犯罪被害者と同性の者が、犯罪被害者等給付金の支給等による犯罪被害者等の支援に関する法律5条1項1号括弧書きにいう「婚姻の届出をしていないが、事実上婚姻関係と同様の事情にあった者」に該当し得るとした例
(最高裁第三小法廷令和6年3月26日判決・家庭の法と裁判52巻48頁)
【事案の概要】
平成6年頃 | 上告人X(男性)は犯罪被害者(男性)との交際開始、この頃同居も開始 |
平成26年12月22日 | 第三者の犯罪行為により被害者死亡 |
平成28年12月 | Xが、犯罪被害者等給付金の支給等による犯罪被害者等の支援に関する法律(以下「犯給法」という)5条1項1号括弧書きにいう「婚姻の届出をしていないが、事実上婚姻関係と同様の事情にあった者」(以下「本件対象者」という)にあたるとして遺族給付金の支給の裁定を申請 |
平成29年12月 | 愛知県公安委員会から遺族給付金を支給しないとの裁定 →Xは愛知県に対して裁定の取消しを求めた |
令和2年6月4日 | 一審名古屋地判決:Xの請求棄却 |
令和4年8月26日 | 原審名古屋高裁判決:Xの控訴棄却 |
【争点】
- ① 犯給法5条1項5号括弧書きの本件対象者は、婚姻の届出ができる関係であることが前提であり、犯罪被害者と同性の者は該当しないのか
- ② 上記①で同性の者が該当しないとすると、犯給法5条1項1号は憲法14条1項等に反するか
【裁判所の判断】
争点①について、以下のように述べて原判決を破棄し、Xが被害者との間で本件対象者に該当するか否かにつき審理を尽くすよう、原審に差し戻した。

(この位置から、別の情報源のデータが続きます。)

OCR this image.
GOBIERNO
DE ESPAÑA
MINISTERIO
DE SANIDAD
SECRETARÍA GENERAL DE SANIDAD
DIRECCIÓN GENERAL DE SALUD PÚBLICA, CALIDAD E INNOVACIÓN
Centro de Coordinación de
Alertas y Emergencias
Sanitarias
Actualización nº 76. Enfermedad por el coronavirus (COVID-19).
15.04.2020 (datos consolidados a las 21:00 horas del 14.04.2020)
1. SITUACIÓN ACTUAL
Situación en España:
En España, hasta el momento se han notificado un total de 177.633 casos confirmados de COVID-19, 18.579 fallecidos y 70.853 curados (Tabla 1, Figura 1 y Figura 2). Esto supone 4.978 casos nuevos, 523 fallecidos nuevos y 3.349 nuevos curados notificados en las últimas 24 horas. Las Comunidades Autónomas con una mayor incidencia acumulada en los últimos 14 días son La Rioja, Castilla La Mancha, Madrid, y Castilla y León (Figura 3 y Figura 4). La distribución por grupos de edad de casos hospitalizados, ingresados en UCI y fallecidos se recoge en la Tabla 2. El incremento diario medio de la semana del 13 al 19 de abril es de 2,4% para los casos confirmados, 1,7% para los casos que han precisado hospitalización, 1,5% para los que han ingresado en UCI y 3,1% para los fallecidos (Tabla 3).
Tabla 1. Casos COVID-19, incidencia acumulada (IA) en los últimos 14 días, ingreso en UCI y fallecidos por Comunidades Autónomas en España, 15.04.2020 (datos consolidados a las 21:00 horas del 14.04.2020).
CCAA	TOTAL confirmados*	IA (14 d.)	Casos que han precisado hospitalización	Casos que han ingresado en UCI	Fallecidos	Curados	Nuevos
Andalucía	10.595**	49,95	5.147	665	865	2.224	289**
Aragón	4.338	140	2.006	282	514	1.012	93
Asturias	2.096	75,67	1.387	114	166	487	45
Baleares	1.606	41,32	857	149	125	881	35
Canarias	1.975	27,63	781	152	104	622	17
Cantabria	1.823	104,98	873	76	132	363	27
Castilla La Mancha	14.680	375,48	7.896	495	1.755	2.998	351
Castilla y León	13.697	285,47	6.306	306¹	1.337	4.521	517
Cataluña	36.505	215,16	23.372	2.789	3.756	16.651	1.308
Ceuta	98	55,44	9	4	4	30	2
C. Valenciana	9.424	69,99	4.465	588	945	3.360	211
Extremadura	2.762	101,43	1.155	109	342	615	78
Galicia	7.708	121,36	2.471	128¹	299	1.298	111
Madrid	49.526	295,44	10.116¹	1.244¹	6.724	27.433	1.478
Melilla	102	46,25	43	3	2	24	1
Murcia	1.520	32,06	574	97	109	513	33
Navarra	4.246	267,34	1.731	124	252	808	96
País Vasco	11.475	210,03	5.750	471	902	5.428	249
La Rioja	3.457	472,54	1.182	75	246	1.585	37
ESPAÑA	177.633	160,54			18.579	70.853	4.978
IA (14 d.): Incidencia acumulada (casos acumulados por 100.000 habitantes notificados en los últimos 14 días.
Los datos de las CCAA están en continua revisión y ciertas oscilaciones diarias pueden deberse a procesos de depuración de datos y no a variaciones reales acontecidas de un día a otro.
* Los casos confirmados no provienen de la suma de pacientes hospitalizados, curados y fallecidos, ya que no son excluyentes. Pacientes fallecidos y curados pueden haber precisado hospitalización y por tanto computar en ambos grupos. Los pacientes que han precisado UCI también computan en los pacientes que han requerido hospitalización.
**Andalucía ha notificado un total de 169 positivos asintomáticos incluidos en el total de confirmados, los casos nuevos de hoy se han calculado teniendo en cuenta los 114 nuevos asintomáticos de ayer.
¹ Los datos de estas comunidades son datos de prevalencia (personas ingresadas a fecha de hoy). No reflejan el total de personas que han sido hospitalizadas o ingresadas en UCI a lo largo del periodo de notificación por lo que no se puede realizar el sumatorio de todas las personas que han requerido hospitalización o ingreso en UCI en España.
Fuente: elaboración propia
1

- 犯罪被害者等給付金の支給制度の目的は、犯罪行為により不慮の死を遂げた者等の精神的、経済的打撃を早期に軽減するなどし、もって犯罪被害等を受けた者の権利利益の保護が図られる社会の実現に寄与することであり、犯給法5条1項1号の解釈にあたっては同目的を十分に踏まえる必要がある。

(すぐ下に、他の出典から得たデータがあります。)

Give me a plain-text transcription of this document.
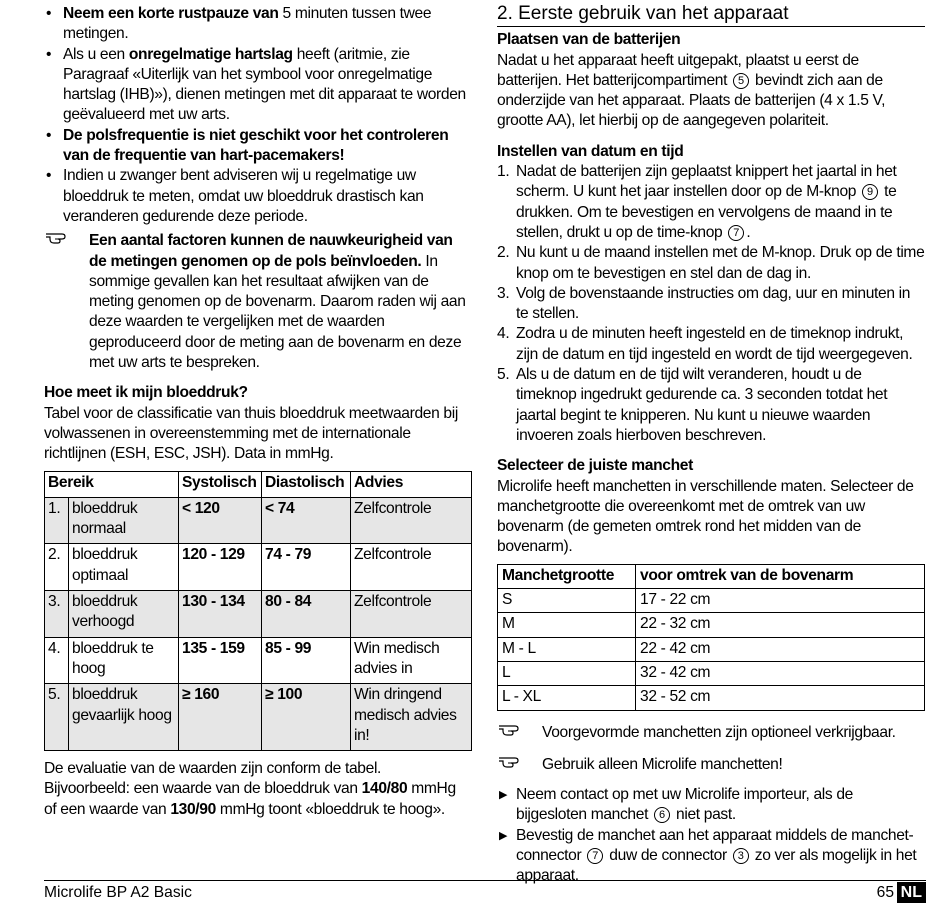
• Neem een korte rustpauze van 5 minuten tussen twee metingen.
• Als u een onregelmatige hartslag heeft (aritmie, zie Paragraaf «Uiterlijk van het symbool voor onregelmatige hartslag (IHB)»), dienen metingen met dit apparaat te worden geëvalueerd met uw arts.
• De polsfrequentie is niet geschikt voor het controleren van de frequentie van hart-pacemakers!
• Indien u zwanger bent adviseren wij u regelmatige uw bloeddruk te meten, omdat uw bloeddruk drastisch kan veranderen gedurende deze periode.
Een aantal factoren kunnen de nauwkeurigheid van de metingen genomen op de pols beïnvloeden. In sommige gevallen kan het resultaat afwijken van de meting genomen op de bovenarm. Daarom raden wij aan deze waarden te vergelijken met de waarden geproduceerd door de meting aan de bovenarm en deze met uw arts te bespreken.
Hoe meet ik mijn bloeddruk?

Tabel voor de classificatie van thuis bloeddruk meetwaarden bij volwassenen in overeenstemming met de internationale richtlijnen (ESH, ESC, JSH). Data in mmHg.

Bereik		Systolisch	Diastolisch	Advies
1.	bloeddruk normaal	< 120	< 74	Zelfcontrole
2.	bloeddruk optimaal	120 - 129	74 - 79	Zelfcontrole
3.	bloeddruk verhoogd	130 - 134	80 - 84	Zelfcontrole
4.	bloeddruk te hoog	135 - 159	85 - 99	Win medisch advies in
5.	bloeddruk gevaarlijk hoog	≥ 160	≥ 100	Win dringend medisch advies in!

De evaluatie van de waarden zijn conform de tabel. Bijvoorbeeld: een waarde van de bloeddruk van 140/80 mmHg of een waarde van 130/90 mmHg toont «bloeddruk te hoog».

2. Eerste gebruik van het apparaat
Plaatsen van de batterijen

Nadat u het apparaat heeft uitgepakt, plaatst u eerst de batterijen. Het batterijcompartiment 5 bevindt zich aan de onderzijde van het apparaat. Plaats de batterijen (4 x 1.5 V, grootte AA), let hierbij op de aangegeven polariteit.

Instellen van datum en tijd
1. Nadat de batterijen zijn geplaatst knippert het jaartal in het scherm. U kunt het jaar instellen door op de M-knop 9 te drukken. Om te bevestigen en vervolgens de maand in te stellen, drukt u op de time-knop 7 .
2. Nu kunt u de maand instellen met de M-knop. Druk op de time knop om te bevestigen en stel dan de dag in.
3. Volg de bovenstaande instructies om dag, uur en minuten in te stellen.
4. Zodra u de minuten heeft ingesteld en de timeknop indrukt, zijn de datum en tijd ingesteld en wordt de tijd weergegeven.
5. Als u de datum en de tijd wilt veranderen, houdt u de timeknop ingedrukt gedurende ca. 3 seconden totdat het jaartal begint te knipperen. Nu kunt u nieuwe waarden invoeren zoals hierboven beschreven.
Selecteer de juiste manchet

Microlife heeft manchetten in verschillende maten. Selecteer de manchetgrootte die overeenkomt met de omtrek van uw bovenarm (de gemeten omtrek rond het midden van de bovenarm).

Manchetgrootte	voor omtrek van de bovenarm
S	17 - 22 cm
M	22 - 32 cm
M - L	22 - 42 cm
L	32 - 42 cm
L - XL	32 - 52 cm
Voorgevormde manchetten zijn optioneel verkrijgbaar.
Gebruik alleen Microlife manchetten!
▶ Neem contact op met uw Microlife importeur, als de bijgesloten manchet 6 niet past.
▶ Bevestig de manchet aan het apparaat middels de manchet-connector 7 duw de connector 3 zo ver als mogelijk in het apparaat.
Microlife BP A2 Basic	65 NL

- 犯給法5条1項1号が括弧書きで本件対象者を掲げているのも、婚姻の届出をしていないため民法上の配偶者に該当しない者であっても、犯罪被害者との関係や共同生活の実態等に鑑み、事実上婚姻関係と同様の事情にあったといえる場合には、犯罪被害者の死亡により、民法上の配偶者と同様に精神的、経済的打撃を受けることが想定され、その早期の軽減等を図る必要性が高いと考えられるからである。こうした打撃を受け、その軽減等を図る必要性が高いと考えられる場合があることは、犯罪被害者と共同生活を営んでいた者が、犯罪被害者と異性であるか同性であるかによって直ちに異なるものとはいえない。犯罪被害者と同性の者であることのみをもって本件対象者に該当しないとすることは、犯給法5条1項1号括弧書きの趣旨に照らして相当でないし、また、本件対象者に犯罪被害者と同性の者が該当し得ると解しても文理に反するとはいえない。
よって、犯罪被害者と同性の者は、犯給法5条1項1号括弧書きにいう本件対象者に該当し得ると解するのが相当である。(補足意見、反対意見あり)
【コメント】
補足意見にあるように、本判決はあくまで犯給法の受給権者にかかる解釈を示したもので、同一または類似の文言が用いられている法令の規定については個別に当該規定の趣旨に照らして解釈されるべきとされており、『いわゆる同性婚を認める』等と判断したものではない。